Who’s kidding whom? When it comes to releasing and providing relief from strong or repressed feelings, corporate America’s emotional range has so far been limited at best. Artists, on the other hand, know a thing or two about catharsis. “Make art. Talk to your family. Read. Watch a movie. Move a muscle — it changes a lot,” says Marilyn Minter in Hirshhorn Museum’s video diaries that take us inside artists’ studios as part of a living record of the worldwide pandemic.
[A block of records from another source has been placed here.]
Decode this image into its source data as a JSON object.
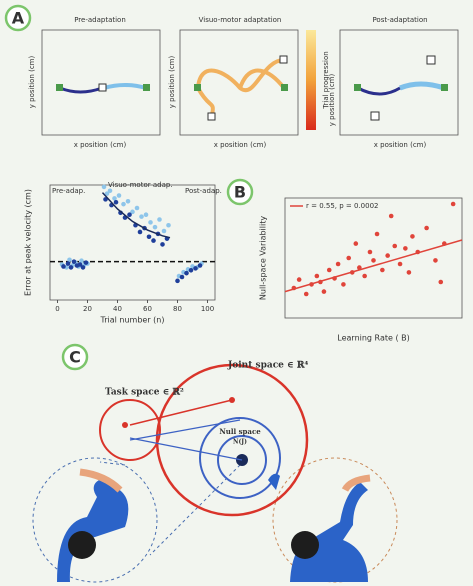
{
  "figure": {
    "panel_labels": [
      "A",
      "B",
      "C"
    ],
    "panel_a": {
      "titles": [
        "Pre-adaptation",
        "Visuo-motor adaptation",
        "Post-adaptation"
      ],
      "x_label": "x position (cm)",
      "y_label": "y position (cm)",
      "colorbar_label": "Trial progression"
    },
    "panel_c": {
      "task_space": "Task space ∈ ℝ²",
      "joint_space": "Joint space ∈ ℝ⁴",
      "null_space": "Null space",
      "null_sub": "N(J)"
    }
  },
  "chart_data": [
    {
      "type": "scatter",
      "x_label": "Trial number (n)",
      "y_label": "Error at peak velocity (cm)",
      "annotations": [
        "Pre-adap.",
        "Visuo-motor adap.",
        "Post-adap."
      ],
      "xlim": [
        -5,
        105
      ],
      "ylim": [
        -4,
        8
      ],
      "xticks": [
        0,
        20,
        40,
        60,
        80,
        100
      ],
      "series": [
        {
          "color": "#8ec5ea",
          "x": [
            3,
            6,
            8,
            10,
            12,
            14,
            16,
            18,
            20,
            31,
            33,
            35,
            38,
            41,
            44,
            47,
            50,
            53,
            56,
            59,
            62,
            65,
            68,
            71,
            74,
            81,
            84,
            87,
            90,
            93,
            96
          ],
          "y": [
            -0.3,
            -0.6,
            0.2,
            -0.4,
            -0.1,
            -0.5,
            0.1,
            -0.3,
            -0.2,
            7.8,
            7.1,
            7.4,
            6.6,
            6.9,
            6.0,
            6.3,
            5.2,
            5.6,
            4.7,
            4.9,
            4.1,
            3.6,
            4.4,
            3.2,
            3.8,
            -1.5,
            -1.1,
            -0.8,
            -0.5,
            -0.6,
            -0.2
          ]
        },
        {
          "color": "#1f3f9a",
          "x": [
            4,
            7,
            9,
            11,
            13,
            15,
            17,
            19,
            32,
            36,
            39,
            42,
            45,
            48,
            52,
            55,
            58,
            61,
            64,
            67,
            70,
            73,
            80,
            83,
            86,
            89,
            92,
            95
          ],
          "y": [
            -0.5,
            -0.2,
            -0.6,
            0.0,
            -0.4,
            -0.3,
            -0.6,
            -0.1,
            6.5,
            5.9,
            6.2,
            5.1,
            4.6,
            4.9,
            3.8,
            3.1,
            3.5,
            2.6,
            2.2,
            2.9,
            1.8,
            2.4,
            -2.0,
            -1.6,
            -1.2,
            -0.9,
            -0.7,
            -0.4
          ]
        }
      ],
      "fit": {
        "color": "#1a2a5a",
        "x": [
          30,
          40,
          50,
          60,
          70,
          75
        ],
        "y": [
          7.2,
          5.5,
          4.2,
          3.3,
          2.7,
          2.5
        ]
      }
    },
    {
      "type": "scatter",
      "title": "r = 0.55, p = 0.0002",
      "x_label": "Learning Rate ( B)",
      "y_label": "Null-space Variability",
      "xlim": [
        0,
        1
      ],
      "ylim": [
        0,
        1
      ],
      "color": "#e0443a",
      "x": [
        0.05,
        0.08,
        0.12,
        0.15,
        0.18,
        0.2,
        0.22,
        0.25,
        0.28,
        0.3,
        0.33,
        0.36,
        0.38,
        0.4,
        0.42,
        0.45,
        0.48,
        0.5,
        0.52,
        0.55,
        0.58,
        0.6,
        0.62,
        0.65,
        0.68,
        0.7,
        0.72,
        0.75,
        0.8,
        0.85,
        0.88,
        0.9,
        0.95
      ],
      "y": [
        0.25,
        0.32,
        0.2,
        0.28,
        0.35,
        0.3,
        0.22,
        0.4,
        0.33,
        0.45,
        0.28,
        0.5,
        0.38,
        0.62,
        0.42,
        0.35,
        0.55,
        0.48,
        0.7,
        0.4,
        0.52,
        0.85,
        0.6,
        0.45,
        0.58,
        0.38,
        0.68,
        0.55,
        0.75,
        0.48,
        0.3,
        0.62,
        0.95
      ],
      "fit": {
        "color": "#e0443a",
        "x": [
          0,
          1
        ],
        "y": [
          0.22,
          0.65
        ]
      }
    }
  ]
}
People need the cathartic power of creativity now more than ever. As more of us feel the blues while being cooped up, the idea isn’t just to cope but to create. It’s why bedroom pop, with its homespun quality and lo-fi sounds, is one of the most popular genres today. Since 2018 it’s grown from an obscure Spotify playlist to one with more than 600,000 subscribers. Artists skew young and female, produce dreamy, contemplative music from their bedrooms and write about deeply personal issues. Your sad-music starter pack must include: mxmtoon, Clairo, FKA Twigs, Beabadoobee, Faye Webster.
In the gaming world, Animal Crossing’s popularity is similarly revealing. Says Bitch Media’s social media editor Marina Watanabe, everything about the social simulation game “from the cute aesthetic to the wholesome music to the mundane tasks and lack of combat or high stakes feels like it’s designed to keep me calm.”
Whether through DIY indie music or soothing virtual islands, more people are channeling their innermost thoughts and feelings in isolation by activating the imagination. The challenge for businesses, then, is to incubate creativity and fuel catharsis by providing an outlet for what can’t be shown or said. It makes us feel less alone.
When it comes to mental health, today’s marketing has been serving up the Four Seasons version when we clearly need more Total Landscaping — work and words that cut deeper, hit us right in the feels and snap us out of the numbness. As quarantine thickens my own cocoon of isolation and targeted ads about therapy from BetterHelp start to flood my social media feeds, the healing power of making is just what the doctor ordered.